Illuminate: New York racconta il Covid attraverso la luce
Il mondo della comunicazione è sterminato e ricco di infinite vie, infinite figure professionali, e milioni di modi per dire qualcosa.
Nell’ultimo anno, tutti, nessuno escluso, siamo stati privati di gran parte della nostre forme di libertà, di realizzazione, di espressione e in molti, moltissimi, hanno persino dovuto rinunciare alla possibilità di lavorare.
C’è chi ha potuto reinventarsi, e chi ha fatto, del Covid, una storia da raccontare.
Il protagonista di oggi
Domingo Abrusci è un caro amico di Pastel Studio: un giovane architetto pugliese che qualche anno fa, dopo esperienze lavorative di tutto rispetto in Italia, ha deciso di fare un biglietto di sola andata per New York, e li è rimasto, creando, esperienza dopo esperienza, una carriera di grandi soddisfazioni nel mondo dell’interior.

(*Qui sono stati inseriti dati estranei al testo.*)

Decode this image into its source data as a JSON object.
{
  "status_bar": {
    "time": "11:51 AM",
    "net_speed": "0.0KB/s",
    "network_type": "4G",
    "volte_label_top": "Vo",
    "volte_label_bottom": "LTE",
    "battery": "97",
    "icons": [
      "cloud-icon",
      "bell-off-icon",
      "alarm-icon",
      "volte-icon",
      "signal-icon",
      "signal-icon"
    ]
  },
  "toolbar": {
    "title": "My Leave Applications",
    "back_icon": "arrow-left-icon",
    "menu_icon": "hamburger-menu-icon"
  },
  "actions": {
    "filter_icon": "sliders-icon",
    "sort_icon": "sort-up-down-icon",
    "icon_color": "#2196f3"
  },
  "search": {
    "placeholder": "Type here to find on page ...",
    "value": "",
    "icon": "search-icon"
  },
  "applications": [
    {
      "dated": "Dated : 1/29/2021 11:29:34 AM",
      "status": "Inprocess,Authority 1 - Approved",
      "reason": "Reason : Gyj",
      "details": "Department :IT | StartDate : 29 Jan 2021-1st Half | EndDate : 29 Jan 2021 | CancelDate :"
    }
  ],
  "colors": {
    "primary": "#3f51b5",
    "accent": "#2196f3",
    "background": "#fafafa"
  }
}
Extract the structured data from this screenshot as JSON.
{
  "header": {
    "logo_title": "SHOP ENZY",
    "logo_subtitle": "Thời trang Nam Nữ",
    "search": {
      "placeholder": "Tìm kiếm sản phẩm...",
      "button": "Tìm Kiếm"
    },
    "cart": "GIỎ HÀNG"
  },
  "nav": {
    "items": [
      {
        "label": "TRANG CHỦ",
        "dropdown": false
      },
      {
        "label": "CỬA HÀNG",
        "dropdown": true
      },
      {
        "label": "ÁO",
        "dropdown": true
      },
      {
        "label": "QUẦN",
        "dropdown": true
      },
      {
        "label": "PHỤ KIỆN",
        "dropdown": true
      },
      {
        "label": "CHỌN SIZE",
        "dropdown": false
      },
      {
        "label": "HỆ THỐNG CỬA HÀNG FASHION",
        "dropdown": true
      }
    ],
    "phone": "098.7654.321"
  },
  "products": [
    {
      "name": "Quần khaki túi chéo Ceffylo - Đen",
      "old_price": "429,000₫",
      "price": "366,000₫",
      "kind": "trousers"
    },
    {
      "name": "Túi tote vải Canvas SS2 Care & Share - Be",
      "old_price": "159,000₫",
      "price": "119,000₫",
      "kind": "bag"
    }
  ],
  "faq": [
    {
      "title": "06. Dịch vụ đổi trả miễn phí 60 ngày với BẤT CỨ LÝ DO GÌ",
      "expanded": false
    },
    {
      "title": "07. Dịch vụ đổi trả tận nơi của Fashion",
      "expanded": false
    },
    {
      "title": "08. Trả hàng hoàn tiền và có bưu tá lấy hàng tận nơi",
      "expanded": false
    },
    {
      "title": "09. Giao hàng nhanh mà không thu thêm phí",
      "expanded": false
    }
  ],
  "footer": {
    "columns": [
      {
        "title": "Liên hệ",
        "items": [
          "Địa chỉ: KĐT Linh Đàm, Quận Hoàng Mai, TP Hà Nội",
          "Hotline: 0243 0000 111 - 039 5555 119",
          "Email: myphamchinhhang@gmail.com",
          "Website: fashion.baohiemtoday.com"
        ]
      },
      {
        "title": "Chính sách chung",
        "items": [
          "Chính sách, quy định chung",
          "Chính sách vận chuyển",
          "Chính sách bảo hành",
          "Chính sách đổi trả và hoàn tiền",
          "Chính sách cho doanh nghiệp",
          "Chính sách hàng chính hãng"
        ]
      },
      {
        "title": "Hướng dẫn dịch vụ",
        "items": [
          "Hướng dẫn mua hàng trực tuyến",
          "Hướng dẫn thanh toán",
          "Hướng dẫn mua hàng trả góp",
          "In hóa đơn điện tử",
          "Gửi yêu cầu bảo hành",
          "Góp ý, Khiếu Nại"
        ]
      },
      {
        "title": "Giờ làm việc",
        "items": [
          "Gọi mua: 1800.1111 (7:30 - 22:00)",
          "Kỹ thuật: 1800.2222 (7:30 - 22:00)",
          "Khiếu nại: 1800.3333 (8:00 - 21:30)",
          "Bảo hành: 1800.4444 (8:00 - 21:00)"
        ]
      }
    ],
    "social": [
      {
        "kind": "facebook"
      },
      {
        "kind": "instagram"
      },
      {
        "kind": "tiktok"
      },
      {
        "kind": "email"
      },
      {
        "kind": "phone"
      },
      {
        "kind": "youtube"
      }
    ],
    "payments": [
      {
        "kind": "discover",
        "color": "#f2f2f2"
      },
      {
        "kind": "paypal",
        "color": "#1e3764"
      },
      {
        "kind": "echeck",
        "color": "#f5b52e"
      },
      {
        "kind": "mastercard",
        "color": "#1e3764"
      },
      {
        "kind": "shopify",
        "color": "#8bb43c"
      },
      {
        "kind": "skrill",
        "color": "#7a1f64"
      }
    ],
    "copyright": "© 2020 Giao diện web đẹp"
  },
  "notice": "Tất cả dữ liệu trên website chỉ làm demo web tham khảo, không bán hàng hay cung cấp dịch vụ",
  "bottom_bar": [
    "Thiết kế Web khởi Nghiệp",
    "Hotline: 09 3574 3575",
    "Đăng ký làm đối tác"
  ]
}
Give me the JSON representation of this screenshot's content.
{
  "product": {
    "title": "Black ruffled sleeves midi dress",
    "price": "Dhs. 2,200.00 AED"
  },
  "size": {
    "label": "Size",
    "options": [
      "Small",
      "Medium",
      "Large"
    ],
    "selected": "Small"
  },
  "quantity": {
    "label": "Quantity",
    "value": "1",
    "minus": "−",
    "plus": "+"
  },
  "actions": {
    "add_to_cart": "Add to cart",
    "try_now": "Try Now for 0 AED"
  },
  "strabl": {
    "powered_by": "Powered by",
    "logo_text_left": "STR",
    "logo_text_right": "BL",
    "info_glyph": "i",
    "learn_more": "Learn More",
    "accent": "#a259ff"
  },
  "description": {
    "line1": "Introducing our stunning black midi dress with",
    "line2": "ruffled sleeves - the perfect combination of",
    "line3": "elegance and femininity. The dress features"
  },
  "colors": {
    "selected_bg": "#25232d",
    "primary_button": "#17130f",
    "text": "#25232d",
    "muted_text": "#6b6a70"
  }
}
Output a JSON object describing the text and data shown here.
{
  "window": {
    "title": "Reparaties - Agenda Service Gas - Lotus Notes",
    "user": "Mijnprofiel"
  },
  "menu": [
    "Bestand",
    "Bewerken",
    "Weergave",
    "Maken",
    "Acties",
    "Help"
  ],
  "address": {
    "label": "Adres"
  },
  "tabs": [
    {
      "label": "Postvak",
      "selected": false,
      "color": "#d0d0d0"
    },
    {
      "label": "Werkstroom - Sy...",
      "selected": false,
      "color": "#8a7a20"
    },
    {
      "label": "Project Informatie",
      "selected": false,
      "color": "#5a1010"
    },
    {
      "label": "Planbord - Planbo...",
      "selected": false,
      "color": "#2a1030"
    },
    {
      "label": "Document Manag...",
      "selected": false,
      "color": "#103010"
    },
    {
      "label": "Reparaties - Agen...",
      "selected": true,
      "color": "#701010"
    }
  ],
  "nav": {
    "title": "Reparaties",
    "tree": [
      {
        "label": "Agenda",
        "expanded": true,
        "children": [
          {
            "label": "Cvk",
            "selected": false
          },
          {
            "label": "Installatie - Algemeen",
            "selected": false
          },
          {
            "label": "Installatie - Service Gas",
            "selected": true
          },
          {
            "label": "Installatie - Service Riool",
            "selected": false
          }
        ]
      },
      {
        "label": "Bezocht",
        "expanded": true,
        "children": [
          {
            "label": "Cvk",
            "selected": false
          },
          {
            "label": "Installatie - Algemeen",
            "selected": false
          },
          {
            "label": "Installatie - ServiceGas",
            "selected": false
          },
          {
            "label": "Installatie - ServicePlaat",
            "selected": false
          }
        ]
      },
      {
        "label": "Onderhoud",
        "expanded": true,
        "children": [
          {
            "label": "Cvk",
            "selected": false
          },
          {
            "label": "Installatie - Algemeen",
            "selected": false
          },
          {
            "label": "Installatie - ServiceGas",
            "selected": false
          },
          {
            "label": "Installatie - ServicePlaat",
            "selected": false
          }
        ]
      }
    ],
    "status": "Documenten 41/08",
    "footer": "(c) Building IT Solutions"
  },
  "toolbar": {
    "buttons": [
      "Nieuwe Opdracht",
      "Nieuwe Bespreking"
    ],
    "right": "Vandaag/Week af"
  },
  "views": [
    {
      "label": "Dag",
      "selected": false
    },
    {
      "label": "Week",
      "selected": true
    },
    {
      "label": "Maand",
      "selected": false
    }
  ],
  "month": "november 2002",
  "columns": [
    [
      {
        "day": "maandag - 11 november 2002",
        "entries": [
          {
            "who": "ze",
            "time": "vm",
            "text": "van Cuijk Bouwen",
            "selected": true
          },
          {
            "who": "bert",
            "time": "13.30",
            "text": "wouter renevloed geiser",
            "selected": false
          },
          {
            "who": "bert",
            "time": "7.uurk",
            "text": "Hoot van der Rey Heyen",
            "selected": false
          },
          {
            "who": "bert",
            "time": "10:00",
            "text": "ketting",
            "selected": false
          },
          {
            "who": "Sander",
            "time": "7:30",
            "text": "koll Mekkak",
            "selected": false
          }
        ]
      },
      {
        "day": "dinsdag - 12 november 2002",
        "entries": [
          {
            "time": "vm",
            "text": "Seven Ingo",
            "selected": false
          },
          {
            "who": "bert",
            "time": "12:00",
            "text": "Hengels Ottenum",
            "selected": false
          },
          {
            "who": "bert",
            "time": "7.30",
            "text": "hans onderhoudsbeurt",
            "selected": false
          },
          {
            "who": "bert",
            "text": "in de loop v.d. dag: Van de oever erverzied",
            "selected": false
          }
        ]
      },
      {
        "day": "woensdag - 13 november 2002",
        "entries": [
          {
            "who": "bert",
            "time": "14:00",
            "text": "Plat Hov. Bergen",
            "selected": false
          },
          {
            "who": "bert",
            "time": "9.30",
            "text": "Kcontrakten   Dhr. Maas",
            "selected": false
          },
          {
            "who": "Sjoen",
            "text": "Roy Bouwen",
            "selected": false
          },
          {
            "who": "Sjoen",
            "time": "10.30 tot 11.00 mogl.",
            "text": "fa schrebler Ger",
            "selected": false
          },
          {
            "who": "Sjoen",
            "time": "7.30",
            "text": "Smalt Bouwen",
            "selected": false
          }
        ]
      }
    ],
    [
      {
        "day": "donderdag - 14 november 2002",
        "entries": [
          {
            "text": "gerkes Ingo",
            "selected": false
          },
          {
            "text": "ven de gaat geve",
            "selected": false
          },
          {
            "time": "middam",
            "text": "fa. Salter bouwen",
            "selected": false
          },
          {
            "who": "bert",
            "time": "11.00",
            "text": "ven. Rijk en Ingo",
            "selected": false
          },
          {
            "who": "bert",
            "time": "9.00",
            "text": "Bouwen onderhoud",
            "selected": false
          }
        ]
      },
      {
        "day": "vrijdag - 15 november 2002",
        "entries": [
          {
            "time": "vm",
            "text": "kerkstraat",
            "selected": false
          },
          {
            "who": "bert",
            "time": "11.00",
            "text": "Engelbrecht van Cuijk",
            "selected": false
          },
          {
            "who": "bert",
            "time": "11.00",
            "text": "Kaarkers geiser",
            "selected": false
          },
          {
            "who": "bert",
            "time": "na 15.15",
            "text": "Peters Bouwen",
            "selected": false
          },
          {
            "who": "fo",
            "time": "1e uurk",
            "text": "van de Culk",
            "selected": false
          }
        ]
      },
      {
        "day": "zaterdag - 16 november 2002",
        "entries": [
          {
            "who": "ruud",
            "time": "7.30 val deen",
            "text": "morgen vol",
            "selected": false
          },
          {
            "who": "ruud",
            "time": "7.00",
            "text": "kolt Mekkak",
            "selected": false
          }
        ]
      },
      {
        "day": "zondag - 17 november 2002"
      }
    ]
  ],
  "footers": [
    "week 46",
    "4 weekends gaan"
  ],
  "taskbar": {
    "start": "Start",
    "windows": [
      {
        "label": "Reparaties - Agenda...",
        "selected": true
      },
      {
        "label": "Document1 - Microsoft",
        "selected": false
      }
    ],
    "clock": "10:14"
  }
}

Ma il Covid gli ha, per il momento, portato via quella che era una nuova, rincorsa ed entusiasmante esperienza lavorativa in una grande maison di moda italiana: Fendi.
E così, in bilico un po’ come tutti, ma con la consapevolezza che nel resto del mondo non stesse arrivando la corretta percezione della situazione legata alla pandemia nella città di New York, ha pensato ad un’installazione di luci led, che, con il variare di colori ed intensità, tenesse una mappatura della situazione contagi nella città di New York. Le luci dell’installazione, infatti, variano la loro intensità e la loro distribuzione in base a 4 parametri: i contagi, i decessi, i contagi tra le persone di colore, e i contagi nelle categorie meno abbienti. Il progetto nasce proprio per raccontare quanto il Coronavirus sia stata una pandemia, affatto democratica, di come abbia colpito dei quartieri molto più di altri, delle classi lavorative e sociale, molto più di altre.
Coadiuvato da altri professionisti, per realizzare l’opera ha attivato un crowdfounding, pratica che in Italia non ha il benché minimo appeal o risultato, mentre in America viene molto utilizzata.
E così, passo dopo passo, l’installazione ha preso vita.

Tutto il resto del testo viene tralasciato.